5. Originally Posted by Jameson
How about posting the problem so I can use more concrete terms?
4 b

6. Ok, thank you. Makes more sense now. So you are correct that the second derivative doesn't exist at x=0, but this isn't a requirement for an inflection point. If a is an inflection point then f'(a) exists and f''(a) changes sign at x=a. So if you show that the sign of f''(x) changes at x=0 and f'(0) exists you have an inflection point. You can use the graph to justify that before x=0, the f'(x) graph has a negative slope while after x=0 it has a positive one. Sometimes the AP tests get picky about topics and want you to answer a certain way so I'd check with your teacher or look up the answer when you can to make sure that they agree with this reasoning.

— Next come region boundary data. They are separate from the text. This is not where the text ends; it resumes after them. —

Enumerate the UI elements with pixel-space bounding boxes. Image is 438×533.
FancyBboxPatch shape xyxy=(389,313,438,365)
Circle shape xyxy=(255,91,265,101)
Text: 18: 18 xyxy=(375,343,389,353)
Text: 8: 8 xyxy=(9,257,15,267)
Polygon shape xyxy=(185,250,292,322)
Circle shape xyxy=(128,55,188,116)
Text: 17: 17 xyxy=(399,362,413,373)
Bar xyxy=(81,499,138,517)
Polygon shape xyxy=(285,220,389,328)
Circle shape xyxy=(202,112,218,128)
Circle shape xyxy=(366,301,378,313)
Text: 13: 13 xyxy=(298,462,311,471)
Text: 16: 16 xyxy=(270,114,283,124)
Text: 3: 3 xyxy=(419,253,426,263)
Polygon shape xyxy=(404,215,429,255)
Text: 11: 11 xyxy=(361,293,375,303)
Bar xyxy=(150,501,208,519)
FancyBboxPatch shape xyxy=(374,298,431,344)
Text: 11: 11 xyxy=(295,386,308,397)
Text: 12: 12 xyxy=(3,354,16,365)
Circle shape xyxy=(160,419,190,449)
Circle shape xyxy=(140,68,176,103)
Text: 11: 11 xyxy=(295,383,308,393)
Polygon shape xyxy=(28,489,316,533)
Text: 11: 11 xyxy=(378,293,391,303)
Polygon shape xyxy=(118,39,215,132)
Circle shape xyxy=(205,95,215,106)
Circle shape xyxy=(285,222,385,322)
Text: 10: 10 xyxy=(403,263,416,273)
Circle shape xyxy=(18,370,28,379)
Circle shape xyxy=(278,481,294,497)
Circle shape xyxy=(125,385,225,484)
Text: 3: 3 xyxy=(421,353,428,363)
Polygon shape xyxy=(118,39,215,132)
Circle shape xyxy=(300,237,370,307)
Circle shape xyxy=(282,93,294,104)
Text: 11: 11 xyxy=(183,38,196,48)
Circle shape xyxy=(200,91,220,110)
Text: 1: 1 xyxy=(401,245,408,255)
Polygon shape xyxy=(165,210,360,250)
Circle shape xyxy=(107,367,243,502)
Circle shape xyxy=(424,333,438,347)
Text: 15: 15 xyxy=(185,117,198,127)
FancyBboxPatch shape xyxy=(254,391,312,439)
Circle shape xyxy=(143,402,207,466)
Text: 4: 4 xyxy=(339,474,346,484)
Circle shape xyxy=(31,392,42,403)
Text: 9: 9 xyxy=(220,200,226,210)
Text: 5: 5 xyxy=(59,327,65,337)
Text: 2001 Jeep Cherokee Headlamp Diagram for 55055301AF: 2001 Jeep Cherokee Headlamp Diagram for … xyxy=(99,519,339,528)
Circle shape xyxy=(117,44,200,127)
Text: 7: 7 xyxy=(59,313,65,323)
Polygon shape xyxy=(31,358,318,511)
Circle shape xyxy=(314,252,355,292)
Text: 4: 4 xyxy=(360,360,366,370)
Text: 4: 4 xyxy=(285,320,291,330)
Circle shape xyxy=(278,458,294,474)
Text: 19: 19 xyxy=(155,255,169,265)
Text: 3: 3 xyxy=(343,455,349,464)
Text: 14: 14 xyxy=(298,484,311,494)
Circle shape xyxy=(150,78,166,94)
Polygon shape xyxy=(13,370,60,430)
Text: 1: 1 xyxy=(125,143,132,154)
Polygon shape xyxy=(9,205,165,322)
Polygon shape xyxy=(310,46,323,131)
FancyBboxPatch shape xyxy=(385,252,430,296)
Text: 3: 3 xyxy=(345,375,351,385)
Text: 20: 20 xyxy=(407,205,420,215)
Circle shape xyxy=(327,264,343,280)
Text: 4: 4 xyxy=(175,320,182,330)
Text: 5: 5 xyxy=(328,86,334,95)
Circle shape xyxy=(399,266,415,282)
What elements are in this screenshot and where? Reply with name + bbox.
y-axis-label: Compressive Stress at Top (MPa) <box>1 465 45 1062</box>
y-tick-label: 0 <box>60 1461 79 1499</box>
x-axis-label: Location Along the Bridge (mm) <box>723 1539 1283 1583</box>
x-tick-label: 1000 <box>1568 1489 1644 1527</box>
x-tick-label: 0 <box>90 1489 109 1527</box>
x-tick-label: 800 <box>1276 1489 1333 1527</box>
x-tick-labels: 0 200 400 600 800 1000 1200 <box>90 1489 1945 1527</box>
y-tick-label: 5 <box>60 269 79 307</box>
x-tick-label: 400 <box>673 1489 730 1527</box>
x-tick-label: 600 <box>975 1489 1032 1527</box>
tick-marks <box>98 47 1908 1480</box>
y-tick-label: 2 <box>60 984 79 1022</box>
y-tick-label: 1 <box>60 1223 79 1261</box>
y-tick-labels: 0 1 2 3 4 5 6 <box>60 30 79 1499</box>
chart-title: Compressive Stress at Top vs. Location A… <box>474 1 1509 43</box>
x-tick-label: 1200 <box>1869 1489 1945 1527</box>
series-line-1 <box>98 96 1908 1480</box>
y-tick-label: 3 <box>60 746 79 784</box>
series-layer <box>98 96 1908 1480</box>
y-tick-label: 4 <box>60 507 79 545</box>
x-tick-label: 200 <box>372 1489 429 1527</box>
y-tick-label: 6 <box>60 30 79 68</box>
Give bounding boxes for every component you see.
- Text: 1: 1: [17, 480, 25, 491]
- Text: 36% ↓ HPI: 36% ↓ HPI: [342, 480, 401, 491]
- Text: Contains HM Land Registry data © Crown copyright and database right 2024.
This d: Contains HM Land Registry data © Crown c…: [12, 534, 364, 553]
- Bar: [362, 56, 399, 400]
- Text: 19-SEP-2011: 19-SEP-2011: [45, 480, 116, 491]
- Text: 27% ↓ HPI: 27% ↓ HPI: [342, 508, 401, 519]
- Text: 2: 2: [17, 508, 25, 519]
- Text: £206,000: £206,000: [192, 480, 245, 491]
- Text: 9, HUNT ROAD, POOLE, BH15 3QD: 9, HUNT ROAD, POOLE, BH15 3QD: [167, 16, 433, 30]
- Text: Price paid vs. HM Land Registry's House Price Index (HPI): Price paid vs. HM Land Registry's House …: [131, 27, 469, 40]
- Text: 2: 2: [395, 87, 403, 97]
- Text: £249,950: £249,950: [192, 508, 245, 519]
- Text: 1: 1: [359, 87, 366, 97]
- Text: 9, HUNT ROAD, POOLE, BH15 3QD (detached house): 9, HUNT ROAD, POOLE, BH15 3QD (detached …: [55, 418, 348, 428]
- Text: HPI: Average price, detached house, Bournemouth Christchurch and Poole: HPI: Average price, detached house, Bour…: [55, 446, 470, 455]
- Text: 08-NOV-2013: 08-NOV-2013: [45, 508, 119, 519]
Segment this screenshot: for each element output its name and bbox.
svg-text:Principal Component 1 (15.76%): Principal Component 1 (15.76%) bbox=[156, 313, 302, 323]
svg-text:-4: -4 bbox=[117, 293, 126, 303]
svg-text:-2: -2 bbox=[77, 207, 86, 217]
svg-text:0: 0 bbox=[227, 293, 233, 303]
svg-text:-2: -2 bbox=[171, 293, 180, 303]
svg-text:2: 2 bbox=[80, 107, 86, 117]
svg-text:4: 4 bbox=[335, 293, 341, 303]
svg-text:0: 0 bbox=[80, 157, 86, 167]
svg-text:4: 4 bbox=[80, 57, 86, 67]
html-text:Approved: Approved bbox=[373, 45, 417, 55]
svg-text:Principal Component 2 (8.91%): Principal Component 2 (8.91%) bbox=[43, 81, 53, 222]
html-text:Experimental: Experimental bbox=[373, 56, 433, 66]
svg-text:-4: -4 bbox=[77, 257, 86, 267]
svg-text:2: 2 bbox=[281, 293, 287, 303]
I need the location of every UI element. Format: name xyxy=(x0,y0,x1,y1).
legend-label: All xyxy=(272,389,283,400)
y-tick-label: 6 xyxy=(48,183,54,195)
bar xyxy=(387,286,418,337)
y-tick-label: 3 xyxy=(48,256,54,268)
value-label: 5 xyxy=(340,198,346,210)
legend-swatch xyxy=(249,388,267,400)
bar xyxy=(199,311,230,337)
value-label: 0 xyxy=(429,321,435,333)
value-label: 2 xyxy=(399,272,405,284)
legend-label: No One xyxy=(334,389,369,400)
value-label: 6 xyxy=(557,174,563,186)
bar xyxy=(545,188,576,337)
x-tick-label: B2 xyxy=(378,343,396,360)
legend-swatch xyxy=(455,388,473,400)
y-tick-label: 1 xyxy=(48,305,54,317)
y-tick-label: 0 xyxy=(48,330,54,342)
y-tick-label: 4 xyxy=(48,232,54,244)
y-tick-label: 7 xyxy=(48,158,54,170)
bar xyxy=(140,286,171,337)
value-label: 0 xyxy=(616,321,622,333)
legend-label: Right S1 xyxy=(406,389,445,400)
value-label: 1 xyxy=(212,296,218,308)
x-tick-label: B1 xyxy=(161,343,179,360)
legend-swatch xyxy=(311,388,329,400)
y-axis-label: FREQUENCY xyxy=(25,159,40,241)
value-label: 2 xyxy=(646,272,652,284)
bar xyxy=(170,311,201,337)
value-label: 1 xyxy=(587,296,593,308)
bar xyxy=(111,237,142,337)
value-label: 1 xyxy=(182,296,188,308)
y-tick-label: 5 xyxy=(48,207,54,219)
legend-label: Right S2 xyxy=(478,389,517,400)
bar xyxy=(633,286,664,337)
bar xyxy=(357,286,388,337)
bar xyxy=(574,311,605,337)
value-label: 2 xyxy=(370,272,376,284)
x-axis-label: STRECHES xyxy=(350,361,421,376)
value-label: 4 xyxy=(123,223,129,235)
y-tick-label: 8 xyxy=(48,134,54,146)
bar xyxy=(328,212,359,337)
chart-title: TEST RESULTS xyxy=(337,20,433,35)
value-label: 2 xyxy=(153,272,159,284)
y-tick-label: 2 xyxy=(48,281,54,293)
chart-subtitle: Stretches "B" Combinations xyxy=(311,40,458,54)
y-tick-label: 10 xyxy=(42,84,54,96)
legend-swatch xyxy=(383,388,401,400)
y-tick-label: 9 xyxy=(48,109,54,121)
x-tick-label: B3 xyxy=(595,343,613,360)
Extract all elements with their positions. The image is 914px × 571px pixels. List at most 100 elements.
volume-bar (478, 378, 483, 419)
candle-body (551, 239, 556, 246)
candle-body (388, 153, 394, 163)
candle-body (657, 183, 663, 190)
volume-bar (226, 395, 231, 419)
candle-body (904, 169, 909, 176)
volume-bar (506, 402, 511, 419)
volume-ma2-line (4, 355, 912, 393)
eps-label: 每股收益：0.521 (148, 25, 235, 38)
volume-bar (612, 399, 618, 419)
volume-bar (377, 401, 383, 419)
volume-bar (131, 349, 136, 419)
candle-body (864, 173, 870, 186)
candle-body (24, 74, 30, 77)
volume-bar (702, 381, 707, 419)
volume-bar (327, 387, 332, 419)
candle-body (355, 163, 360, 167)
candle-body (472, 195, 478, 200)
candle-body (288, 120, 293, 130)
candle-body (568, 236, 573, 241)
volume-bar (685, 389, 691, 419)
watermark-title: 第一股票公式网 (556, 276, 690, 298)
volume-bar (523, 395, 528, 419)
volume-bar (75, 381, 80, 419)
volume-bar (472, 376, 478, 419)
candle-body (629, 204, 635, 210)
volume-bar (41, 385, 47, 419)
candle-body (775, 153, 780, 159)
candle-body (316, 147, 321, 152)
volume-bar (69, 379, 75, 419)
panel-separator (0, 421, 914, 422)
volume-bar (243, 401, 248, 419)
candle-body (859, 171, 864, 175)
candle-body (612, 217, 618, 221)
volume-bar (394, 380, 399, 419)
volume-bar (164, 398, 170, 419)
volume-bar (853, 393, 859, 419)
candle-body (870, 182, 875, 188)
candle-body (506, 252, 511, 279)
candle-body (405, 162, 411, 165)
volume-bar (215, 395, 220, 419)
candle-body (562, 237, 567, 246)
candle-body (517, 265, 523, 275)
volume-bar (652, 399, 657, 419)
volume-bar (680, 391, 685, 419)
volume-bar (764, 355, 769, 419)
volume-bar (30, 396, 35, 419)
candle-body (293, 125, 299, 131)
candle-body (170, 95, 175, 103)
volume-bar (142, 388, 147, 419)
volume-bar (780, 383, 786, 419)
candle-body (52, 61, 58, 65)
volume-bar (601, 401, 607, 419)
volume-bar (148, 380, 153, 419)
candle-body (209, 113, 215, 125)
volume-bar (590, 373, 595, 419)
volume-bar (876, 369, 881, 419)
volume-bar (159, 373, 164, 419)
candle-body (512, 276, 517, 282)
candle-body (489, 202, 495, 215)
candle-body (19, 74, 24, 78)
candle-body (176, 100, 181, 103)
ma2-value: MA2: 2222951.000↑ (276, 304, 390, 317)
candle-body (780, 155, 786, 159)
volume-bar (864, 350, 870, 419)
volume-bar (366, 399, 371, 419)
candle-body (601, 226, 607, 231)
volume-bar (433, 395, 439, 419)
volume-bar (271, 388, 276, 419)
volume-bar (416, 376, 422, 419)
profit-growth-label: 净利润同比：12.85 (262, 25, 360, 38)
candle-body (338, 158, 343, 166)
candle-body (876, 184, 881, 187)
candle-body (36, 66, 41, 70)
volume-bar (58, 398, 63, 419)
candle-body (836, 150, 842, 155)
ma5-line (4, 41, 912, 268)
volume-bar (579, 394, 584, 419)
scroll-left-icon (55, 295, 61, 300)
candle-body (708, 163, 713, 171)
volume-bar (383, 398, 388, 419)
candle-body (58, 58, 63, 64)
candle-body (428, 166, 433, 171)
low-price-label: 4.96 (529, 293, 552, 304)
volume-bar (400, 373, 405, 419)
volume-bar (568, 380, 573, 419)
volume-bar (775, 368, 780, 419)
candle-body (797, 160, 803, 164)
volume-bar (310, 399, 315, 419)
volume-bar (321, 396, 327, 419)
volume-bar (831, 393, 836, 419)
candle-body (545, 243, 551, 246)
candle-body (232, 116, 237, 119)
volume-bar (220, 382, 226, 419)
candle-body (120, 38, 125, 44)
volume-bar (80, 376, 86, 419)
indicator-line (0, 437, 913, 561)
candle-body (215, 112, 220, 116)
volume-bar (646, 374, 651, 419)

7. Originally Posted by Jameson
Ok, thank you. Makes more sense now. So you are correct that the second derivative doesn't exist at x=0, but this isn't a requirement for an inflection point. If a, is an inflection point then f'(a) exists and f''(a) changes sign at x=c. So if you show that the sign of f''(x) changes at x=0 and f'(0) exists you have an inflection point. You can use the graph to justify that before x=0, the f'(x) graph has a negative slope while after x=0 it has a positive one. Sometimes the AP tests get picky about topics and want you to answer a certain way so I'd check with your teacher or look up the answer when you can to make sure that they agree with this reasoning.
Thanks. Exactly what I needed.

8. Originally Posted by WhoCares357
4 b

f'(0) does not exist. No tangent can be drawn at x = 0. There is no point of inflection at x = 0.

9. Originally Posted by mr fantastic
f'(0) does not exist. No tangent can be drawn at x = 0. There is no point of inflection at x = 0.
How do can you be certain that f(0) does not exist?

10. Originally Posted by WhoCares357
How do can you be certain that f(0) does not exist?
I said f'(0) does not exist. The gradient of the tangent to f(x) is different on either side of x = 0. The point at x = 0 is a salient point.

11. Originally Posted by mr fantastic
I said f'(0) does not exist. The gradient of the tangent to f(x) is different on either side of x = 0. The point at x = 0 is a salient point.
But f'(0) does exist. This is the graph of f' and there is no hole or jump or asymptote at the point. Could the original not have been a peace wise function with the same slope at f(0)?

PS Sorry for the late response. It's been a busy week[end].

12. Originally Posted by WhoCares357
But f'(0) does exist. This is the graph of f' and there is no hole or jump or asymptote at the point. Could the original not have been a peace wise function with the same slope at f(0)?

PS Sorry for the late response. It's been a busy week[end].
Sorry, I completely overlooked the bit that said that it was a graph of f'(x).